Ancient mammal relative in Utah refines our understanding of land bridges to Africa
It was not terribly glamorous to be a mammal in the Mesozoic era. Most of the furry critters looked like small shrews, scuttling about in the in the shadows of the dinosaurs that ruled the world at the time. To really drive that point home, a recently described mammal-relative, Cifelliodon wahkarmoosuch, was found literally buried beneath one of its massive dinosaur neighbors. However, C. wahkarmoosuch is proving to be quite significant, providing information on everything from the evolution of mammals and their relatives to the shape of the entire world as it existed 130 million years ago.
Clearer look at a haramiyidan cranium
One of the first things that stood out about C. wahkarmoosuch was how much it was able to stand out at all. Most fossils of mammals and their relatives are either reduced to jaws and teeth, or are flattened so much that they’re hard to work with. Possibly thanks to the the bulk of the dinosaur it was buried under, this particular specimen still had a three-dimensional skull, which allowed researchers to learn more about its brain case with CT scans. Among other things, this view of the creature’s interior structures revealed large olfactory centers in an otherwise small brain, which, when coupled with relatively small eyes, suggests that C. wahkarmoosuch navigated primarily by its sense of smell.

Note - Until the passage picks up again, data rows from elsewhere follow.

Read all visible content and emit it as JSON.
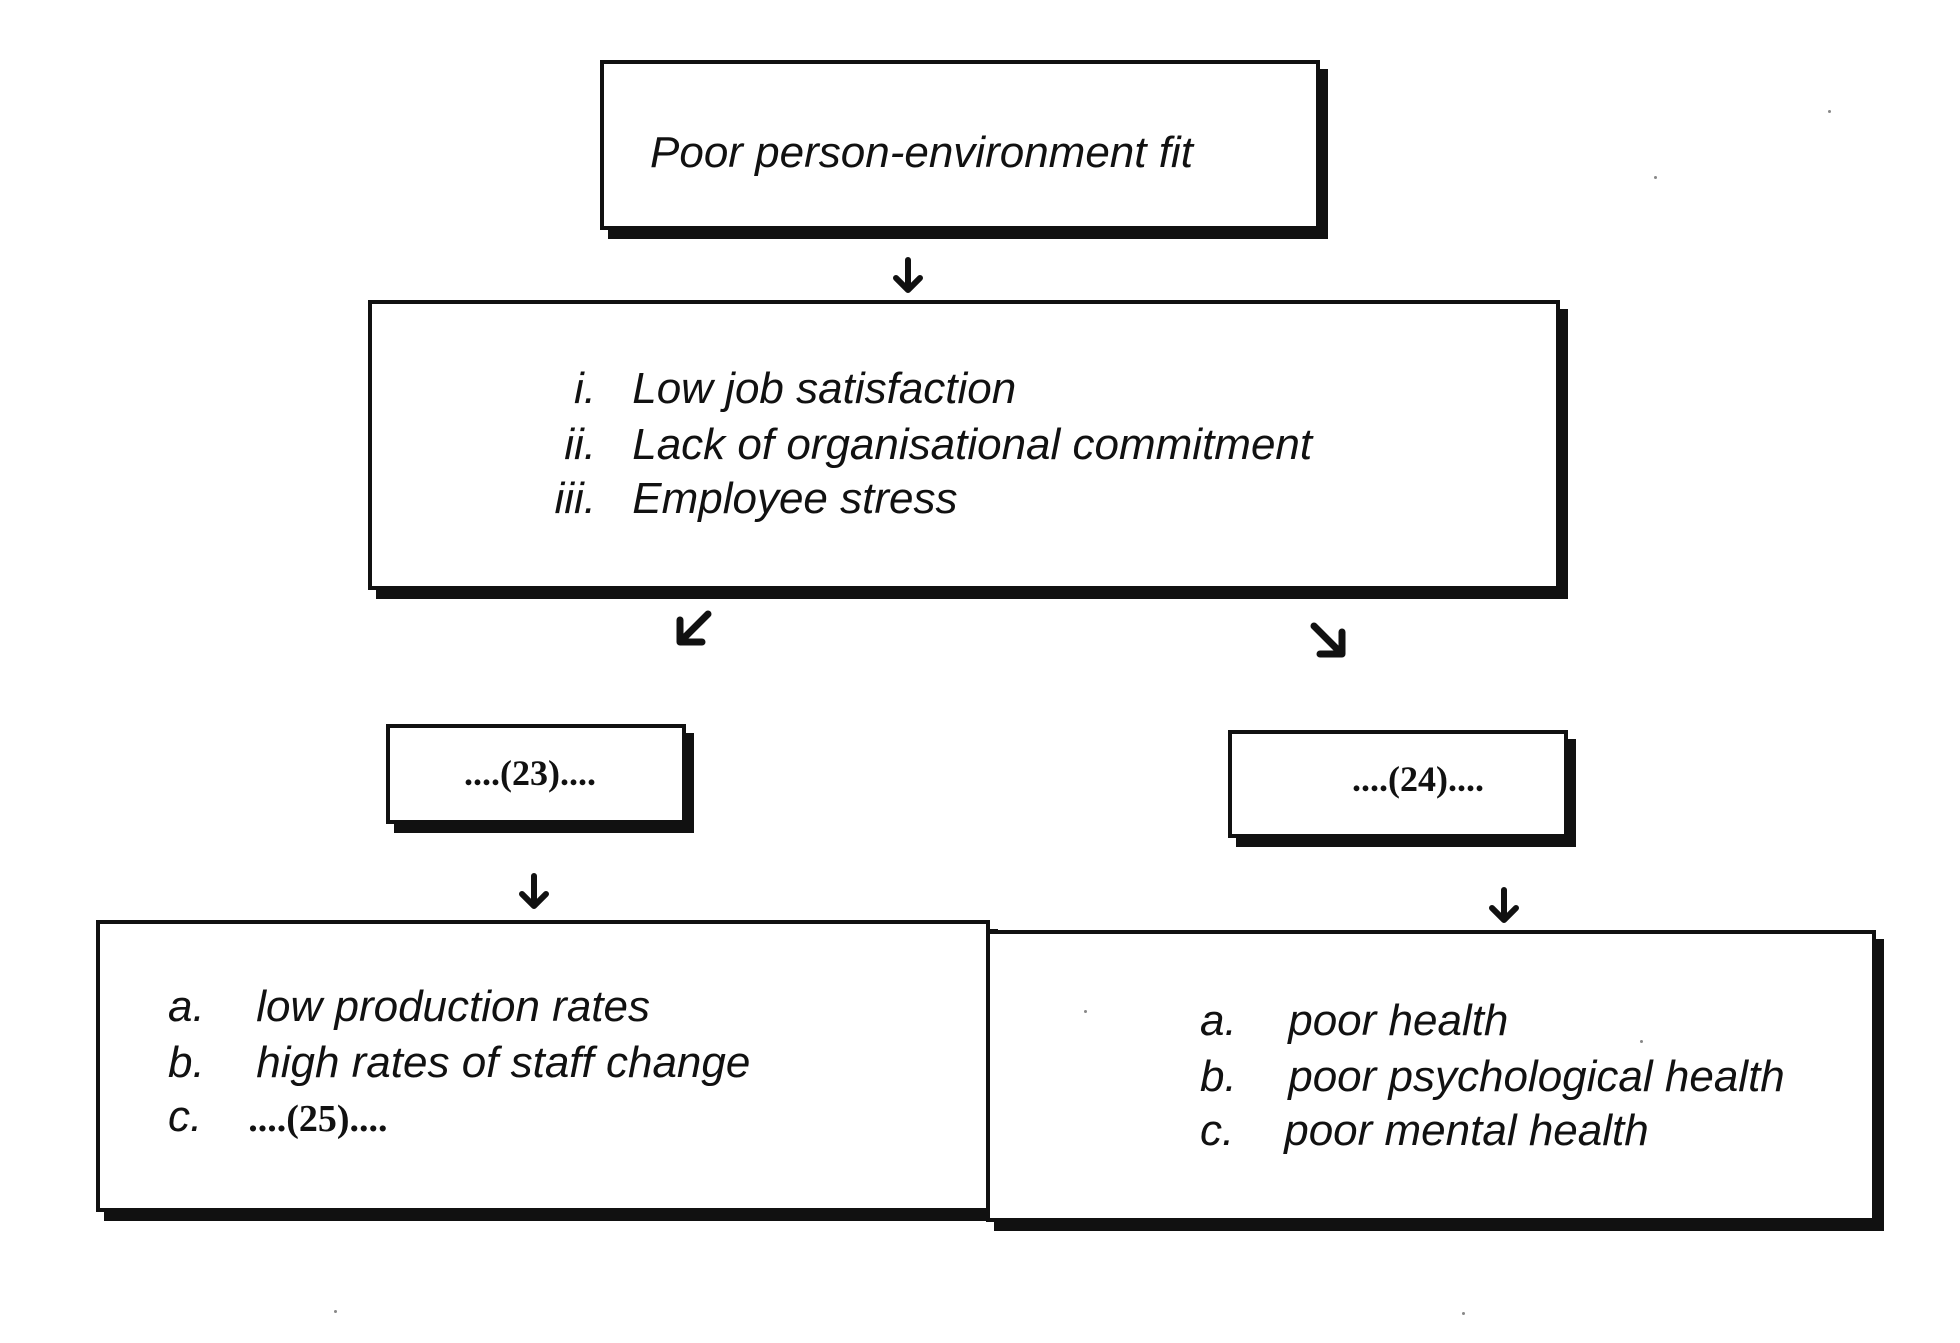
{
  "top_box": {
    "text": "Poor  person-environment fit"
  },
  "middle_box": {
    "items": [
      {
        "marker": "i.",
        "text": "Low job satisfaction"
      },
      {
        "marker": "ii.",
        "text": "Lack of organisational commitment"
      },
      {
        "marker": "iii.",
        "text": "Employee stress"
      }
    ]
  },
  "left_branch": {
    "blank": "....(23)...."
  },
  "right_branch": {
    "blank": "....(24)...."
  },
  "left_outcomes": {
    "items": [
      {
        "marker": "a.",
        "text": "low production rates"
      },
      {
        "marker": "b.",
        "text": "high rates of staff change"
      },
      {
        "marker": "c.",
        "text": "....(25)...."
      }
    ]
  },
  "right_outcomes": {
    "items": [
      {
        "marker": "a.",
        "text": "poor health"
      },
      {
        "marker": "b.",
        "text": "poor psychological health"
      },
      {
        "marker": "c.",
        "text": "poor mental health"
      }
    ]
  },
  "colors": {
    "line": "#111111",
    "background": "#ffffff"
  }
}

C. wahkarmoosuch was also unusually large for its time. While most mammal-like creatures in the Cretaceous were still mouse-sized, this species of haramiyidan likely grew to a whopping two-and-a-half pounds. While that’s nothing that your average house cat couldn’t handle today, it was certainly larger than most of its contemporaries.
Longer lasting land bridges
Most significantly, what really grabbed researchers’ attention was just how much C. wahkarmoosuch resembled other haramiyiadans and other mammal ancestors from other parts of the world. For most of the Mesozoic era, there was essentially one giant landmass on Earth, called Pangea. Pangea started to break apart as early as the late Triassic period, but most estimates expected that they were much more fractured by the time C. wahkarmoosuch lived 130 million years ago. However, C. wahkarmoosuch seems to share a number of features with fossils found in South America and Morocco, which has researchers rethinking this timeline. When coupled with a growing number of dinosaurs turning up with similar, cross-continental anatomy, C. wahkarmoosuch helps build the case that these continents may have broken up 15 million years later than we thought.
My third grader asked: Well, how do they know how old it was? What if it was buried 15 million years earlier than they thought?
In this case, researchers could look at the sediment layers they dug through to get these fossils, the other fossils buried in that layer, and most importantly, the amount of lead and uranium found in zircon crystals mixed in with the other rocks.
When zircon crystals are formed in underground magma, uranium is able to become mixed in due to chemical similarities between zirconium and uranium. That uranium is radioactive though, decaying into lead over time at a fixed rate of change. Since we know that rate of decay, researchers can compare the ratio of uranium and lead in zircon crystals to see estimate how old a particular zircon crystal is. Once multiple crystals are compared, this radioisotope dating technique can date a rock or fossil to within 200,000 years- a fairly precise measurement compared to the millions of years discussed above.